There could be nothing worse for our country or for our great exporting businesses than playing political games with our membership of the EU.
David Cameron used to understand that.
But in the past five years our place in the European Union has become less and less secure.
He used to say he would campaign to keep Britain in Europe.
But now he won’t rule out campaigning to leave.
He used to say he would be able to negotiate treaty change in Europe.
But now he prefers to keep quiet about that too.
He came to power promising to stop his party “banging on about Europe”.
Now if he carries on this way, he’ll have us inside the European Union banging on the door to leave.
Or even worse, outside the European Union, banging on the door to be let back in.
I want to be clear about what is at stake in this election for British business.
He has an arbitrary timetable, after a set of negotiations which require the agreement of 27 other member states.
He oversees a divided Conservative Party, half of whom want to leave, and he is a Prime Minister who doesn’t seem to know his own mind.
And at the same time he promises a leadership contest in the Conservative Party, with candidates vying against each other for who can be the most extreme on Europe.
It is a recipe for two years of uncertainty in which inward investment will drain away.
Two years of uncertainty in which businesses will not be able to plan for the future.
And two years of wasted opportunities for progress, for profit, for prosperity.
A clear and present danger to British jobs, British business, British families and British prosperity.
It threatens to shut UK businesses out of a market that gives them access to the world’s largest trading bloc.
It’s simply the wrong direction for our country.
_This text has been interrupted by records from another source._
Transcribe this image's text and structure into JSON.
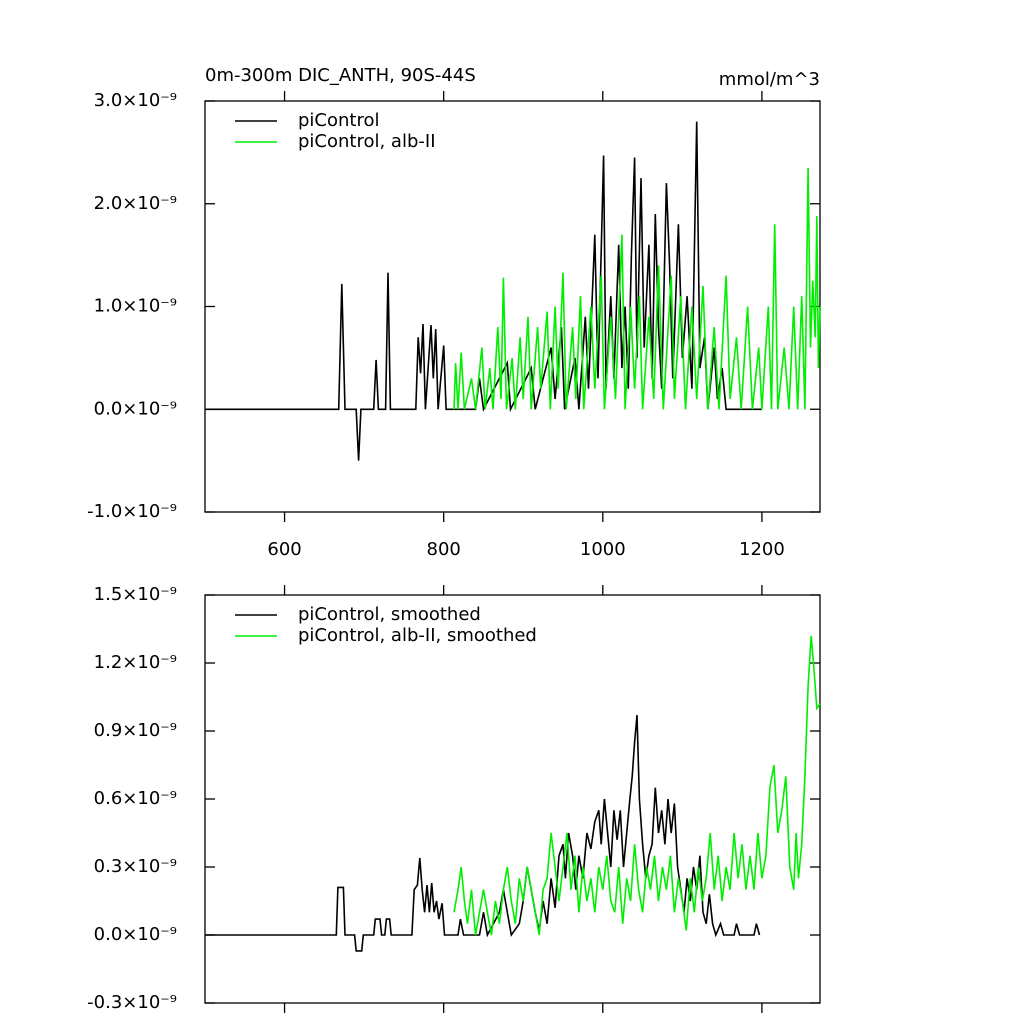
{
  "chart_data": [
    {
      "type": "line",
      "title": "0m-300m DIC_ANTH, 90S-44S",
      "unit_label": "mmol/m^3",
      "xlim": [
        500,
        1273
      ],
      "xticks": [
        600,
        800,
        1000,
        1200
      ],
      "ylim": [
        -1e-09,
        3e-09
      ],
      "yticks": [
        {
          "value": -1e-09,
          "label": "-1.0×10⁻⁹"
        },
        {
          "value": 0,
          "label": "0.0×10⁻⁹"
        },
        {
          "value": 1e-09,
          "label": "1.0×10⁻⁹"
        },
        {
          "value": 2e-09,
          "label": "2.0×10⁻⁹"
        },
        {
          "value": 3e-09,
          "label": "3.0×10⁻⁹"
        }
      ],
      "series": [
        {
          "name": "piControl",
          "color": "#000000",
          "x": [
            500,
            668,
            672,
            676,
            690,
            693,
            696,
            712,
            715,
            718,
            727,
            730,
            733,
            765,
            768,
            771,
            774,
            777,
            784,
            787,
            790,
            793,
            800,
            803,
            840,
            845,
            850,
            880,
            884,
            910,
            915,
            935,
            940,
            948,
            952,
            965,
            970,
            978,
            982,
            990,
            994,
            1001,
            1004,
            1010,
            1014,
            1020,
            1024,
            1028,
            1032,
            1036,
            1040,
            1043,
            1048,
            1052,
            1058,
            1062,
            1066,
            1070,
            1074,
            1080,
            1084,
            1088,
            1095,
            1100,
            1106,
            1112,
            1118,
            1122,
            1128,
            1132,
            1140,
            1144,
            1150,
            1155,
            1200
          ],
          "values": [
            0,
            0,
            1.22e-09,
            0,
            0,
            -5e-10,
            0,
            0,
            4.8e-10,
            0,
            0,
            1.33e-09,
            0,
            0,
            7e-10,
            3.5e-10,
            8.3e-10,
            0,
            8.2e-10,
            3e-10,
            7.8e-10,
            0,
            6.2e-10,
            0,
            0,
            3e-10,
            0,
            4.5e-10,
            0,
            4e-10,
            0,
            6e-10,
            1e-10,
            8e-10,
            0,
            5e-10,
            0,
            9e-10,
            2e-10,
            1.7e-09,
            3e-10,
            2.47e-09,
            2e-10,
            1.1e-09,
            3e-10,
            1.6e-09,
            4e-10,
            1e-09,
            2e-10,
            1.5e-09,
            2.45e-09,
            5e-10,
            2.25e-09,
            6e-10,
            1.6e-09,
            3e-10,
            1.9e-09,
            8e-10,
            2e-10,
            2.2e-09,
            1.4e-09,
            3e-10,
            1.8e-09,
            5e-10,
            1.1e-09,
            2e-10,
            2.8e-09,
            4e-10,
            7e-10,
            0,
            6e-10,
            1e-10,
            4e-10,
            0,
            0
          ]
        },
        {
          "name": "piControl, alb-II",
          "color": "#00ee00",
          "x": [
            813,
            815,
            818,
            822,
            826,
            835,
            840,
            848,
            852,
            858,
            862,
            868,
            872,
            875,
            879,
            886,
            890,
            896,
            900,
            906,
            910,
            918,
            922,
            930,
            934,
            940,
            944,
            950,
            954,
            962,
            966,
            972,
            976,
            985,
            990,
            998,
            1002,
            1010,
            1016,
            1024,
            1028,
            1035,
            1040,
            1046,
            1050,
            1058,
            1064,
            1070,
            1076,
            1086,
            1090,
            1098,
            1104,
            1112,
            1118,
            1126,
            1132,
            1140,
            1146,
            1155,
            1160,
            1168,
            1174,
            1182,
            1188,
            1196,
            1200,
            1208,
            1212,
            1216,
            1220,
            1228,
            1234,
            1240,
            1245,
            1250,
            1254,
            1258,
            1261,
            1264,
            1267,
            1269,
            1271,
            1273
          ],
          "values": [
            0,
            4.5e-10,
            0,
            5.5e-10,
            0,
            3e-10,
            0,
            6e-10,
            0,
            4e-10,
            0,
            8e-10,
            1e-10,
            1.28e-09,
            0,
            5e-10,
            0,
            7e-10,
            1e-10,
            9e-10,
            0,
            8e-10,
            2e-10,
            9.5e-10,
            0,
            1e-09,
            2e-10,
            1.33e-09,
            0,
            8e-10,
            1e-10,
            1.1e-09,
            0,
            1e-09,
            2e-10,
            1.3e-09,
            0,
            9e-10,
            1e-10,
            1.7e-09,
            0,
            1e-09,
            2e-10,
            1.1e-09,
            0,
            9e-10,
            1e-10,
            1.4e-09,
            0,
            1.3e-09,
            1e-10,
            1.1e-09,
            0,
            1e-09,
            1e-10,
            1.2e-09,
            0,
            8e-10,
            0,
            1.3e-09,
            1e-10,
            7e-10,
            0,
            1e-09,
            0,
            6e-10,
            0,
            1e-09,
            0,
            1.8e-09,
            0,
            6e-10,
            0,
            1e-09,
            0,
            1.1e-09,
            0,
            2.35e-09,
            6e-10,
            1.25e-09,
            7e-10,
            1.88e-09,
            4e-10,
            1e-09
          ]
        }
      ]
    },
    {
      "type": "line",
      "xlim": [
        500,
        1273
      ],
      "ylim": [
        -3e-10,
        1.5e-09
      ],
      "yticks": [
        {
          "value": -3e-10,
          "label": "-0.3×10⁻⁹"
        },
        {
          "value": 0,
          "label": "0.0×10⁻⁹"
        },
        {
          "value": 3e-10,
          "label": "0.3×10⁻⁹"
        },
        {
          "value": 6e-10,
          "label": "0.6×10⁻⁹"
        },
        {
          "value": 9e-10,
          "label": "0.9×10⁻⁹"
        },
        {
          "value": 1.2e-09,
          "label": "1.2×10⁻⁹"
        },
        {
          "value": 1.5e-09,
          "label": "1.5×10⁻⁹"
        }
      ],
      "series": [
        {
          "name": "piControl, smoothed",
          "color": "#000000",
          "x": [
            500,
            665,
            667,
            674,
            676,
            688,
            690,
            697,
            699,
            712,
            714,
            720,
            722,
            726,
            728,
            732,
            734,
            760,
            763,
            767,
            770,
            773,
            776,
            779,
            782,
            785,
            788,
            791,
            794,
            798,
            801,
            818,
            821,
            825,
            845,
            850,
            855,
            870,
            875,
            880,
            885,
            895,
            900,
            905,
            910,
            915,
            920,
            925,
            930,
            935,
            940,
            945,
            950,
            953,
            957,
            962,
            966,
            970,
            975,
            980,
            985,
            990,
            995,
            998,
            1002,
            1006,
            1010,
            1014,
            1018,
            1022,
            1026,
            1030,
            1034,
            1037,
            1040,
            1043,
            1046,
            1050,
            1054,
            1058,
            1062,
            1066,
            1070,
            1074,
            1078,
            1082,
            1086,
            1090,
            1094,
            1098,
            1102,
            1106,
            1110,
            1114,
            1118,
            1122,
            1126,
            1130,
            1134,
            1138,
            1142,
            1148,
            1152,
            1165,
            1168,
            1172,
            1190,
            1193,
            1197
          ],
          "values": [
            0,
            0,
            2.1e-10,
            2.1e-10,
            0,
            0,
            -7e-11,
            -7e-11,
            0,
            0,
            7e-11,
            7e-11,
            0,
            0,
            7e-11,
            7e-11,
            0,
            0,
            2e-10,
            2.2e-10,
            3.4e-10,
            2e-10,
            1e-10,
            2.2e-10,
            1e-10,
            2.3e-10,
            1e-10,
            1.5e-10,
            7e-11,
            1.4e-10,
            0,
            0,
            7e-11,
            0,
            0,
            1e-10,
            0,
            1e-10,
            2e-10,
            1e-10,
            0,
            5e-11,
            1.5e-10,
            3e-10,
            2e-10,
            1e-10,
            2e-11,
            1.5e-10,
            5e-11,
            2.5e-10,
            1.2e-10,
            3.5e-10,
            4e-10,
            2.5e-10,
            4.5e-10,
            3.5e-10,
            2e-10,
            3.5e-10,
            2.5e-10,
            4.5e-10,
            3.8e-10,
            5e-10,
            5.5e-10,
            4e-10,
            6e-10,
            4.5e-10,
            3e-10,
            5.5e-10,
            4.2e-10,
            5.5e-10,
            3e-10,
            4.5e-10,
            6e-10,
            7e-10,
            8.5e-10,
            9.7e-10,
            6e-10,
            4e-10,
            2.5e-10,
            3.5e-10,
            4e-10,
            6.5e-10,
            4.5e-10,
            5.5e-10,
            4e-10,
            6e-10,
            4.5e-10,
            5.8e-10,
            3e-10,
            2e-10,
            1e-10,
            2.5e-10,
            1.5e-10,
            3e-10,
            2e-10,
            3.5e-10,
            1e-10,
            5e-11,
            1.8e-10,
            5e-11,
            0,
            5e-11,
            0,
            0,
            5e-11,
            0,
            0,
            5e-11,
            0
          ]
        },
        {
          "name": "piControl, alb-II, smoothed",
          "color": "#00ee00",
          "x": [
            813,
            818,
            822,
            826,
            830,
            835,
            840,
            845,
            850,
            855,
            860,
            865,
            870,
            875,
            880,
            885,
            890,
            895,
            900,
            905,
            910,
            915,
            920,
            925,
            930,
            935,
            940,
            945,
            950,
            955,
            960,
            965,
            970,
            975,
            980,
            985,
            990,
            995,
            1000,
            1005,
            1010,
            1015,
            1020,
            1025,
            1030,
            1035,
            1040,
            1045,
            1050,
            1055,
            1060,
            1065,
            1070,
            1075,
            1080,
            1085,
            1090,
            1095,
            1100,
            1105,
            1110,
            1115,
            1120,
            1125,
            1130,
            1135,
            1140,
            1145,
            1150,
            1155,
            1160,
            1165,
            1170,
            1175,
            1180,
            1185,
            1190,
            1195,
            1200,
            1205,
            1210,
            1215,
            1220,
            1225,
            1230,
            1235,
            1240,
            1243,
            1246,
            1250,
            1254,
            1258,
            1262,
            1266,
            1269,
            1273
          ],
          "values": [
            1e-10,
            2e-10,
            3e-10,
            1.5e-10,
            5e-11,
            2e-10,
            0,
            1e-10,
            2e-10,
            1e-10,
            0,
            1.5e-10,
            5e-11,
            2e-10,
            3e-10,
            1.5e-10,
            5e-11,
            2.5e-10,
            1.5e-10,
            3e-10,
            2e-10,
            1e-10,
            0,
            2e-10,
            2.5e-10,
            4.5e-10,
            3e-10,
            1.5e-10,
            3e-10,
            4.5e-10,
            2e-10,
            3.5e-10,
            1e-10,
            3e-10,
            1.5e-10,
            2.5e-10,
            1e-10,
            3e-10,
            2e-10,
            3.5e-10,
            1.5e-10,
            1e-10,
            3e-10,
            5e-11,
            2.5e-10,
            1.5e-10,
            4e-10,
            2e-10,
            1e-10,
            3e-10,
            2e-10,
            3.5e-10,
            1.5e-10,
            3e-10,
            2e-10,
            3.5e-10,
            1e-10,
            2.5e-10,
            1.5e-10,
            2e-11,
            2.5e-10,
            1e-10,
            3e-10,
            1.5e-10,
            2.5e-10,
            4.5e-10,
            2e-10,
            3.5e-10,
            1.5e-10,
            3e-10,
            2e-10,
            4.5e-10,
            2.5e-10,
            4e-10,
            2e-10,
            3.5e-10,
            2e-10,
            4.5e-10,
            2.5e-10,
            3.5e-10,
            6.5e-10,
            7.5e-10,
            4.5e-10,
            5.5e-10,
            7e-10,
            3e-10,
            2e-10,
            4.5e-10,
            2.5e-10,
            4e-10,
            7e-10,
            1.1e-09,
            1.32e-09,
            1.15e-09,
            1e-09,
            1.02e-09
          ]
        }
      ]
    }
  ]
}
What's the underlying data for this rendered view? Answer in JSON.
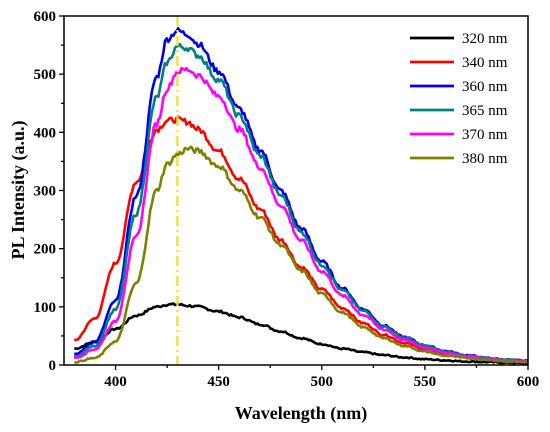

If you care about strong foundations.
If you care about long-term stability.
If you care about prosperity, then Britain must be a committed member of a reformed European Union.
Not threatening to leave.
Not locked out of the room.
The job of the next Prime Minister is to open new markets for business not close them off.
And we should be reforming Europe from the inside.
To build an EU that supports the needs of business.
To build an EU that spends its budget wisely.
To build an EU with fair rules on immigration.
We’ll show strong leadership to get the best for Britain.
We won’t condemn this country to years of uncertainty.
Years of insecurity.
By threatening our European future.
That’s the basis of our plan for business.
Labour’s better plan for a better future.
And it’s a big day to launch our business manifesto.
After all the commentary, all the arguments, it now begins in earnest.
I don’t know whether that fills you with excitement or something else.
But this election really matters.
For me, this election is about you, your family and our country.
We need to be a country that rewards your hard work again, not what we have seen over the last five years where wages fall behind bills.
We need to be a country that gives a future to all our sons and daughters.
Not what we have seen over the last five years where young people fear a worse life than their parents’.
We need to be a country that rescues our NHS with more doctors and nurses.
Not what we have seen over the last five years where the NHS slides into crisis.
There are two futures on offer at this election:
To carry on with a Conservative plan based on the idea that as long as the richest and most powerful succeed, everyone else will be OK.
Or a Labour plan, a better plan, that says it is only when working people succeed that Britain succeeds.
My case to you over the course of this general election campaign is that Britain can do so much better for you and your family.
And this is a country we can only build together.
A partnership for a purpose between government and business.
Supporting you to create long-lasting prosperity that reaches right across our society – from your firms to everybody’s front door.
Sound economic foundations.
Creating higher living standards for working families.
Inspiring hope for young people.
These are our goals.
This is our plan.
Let’s build a better country together.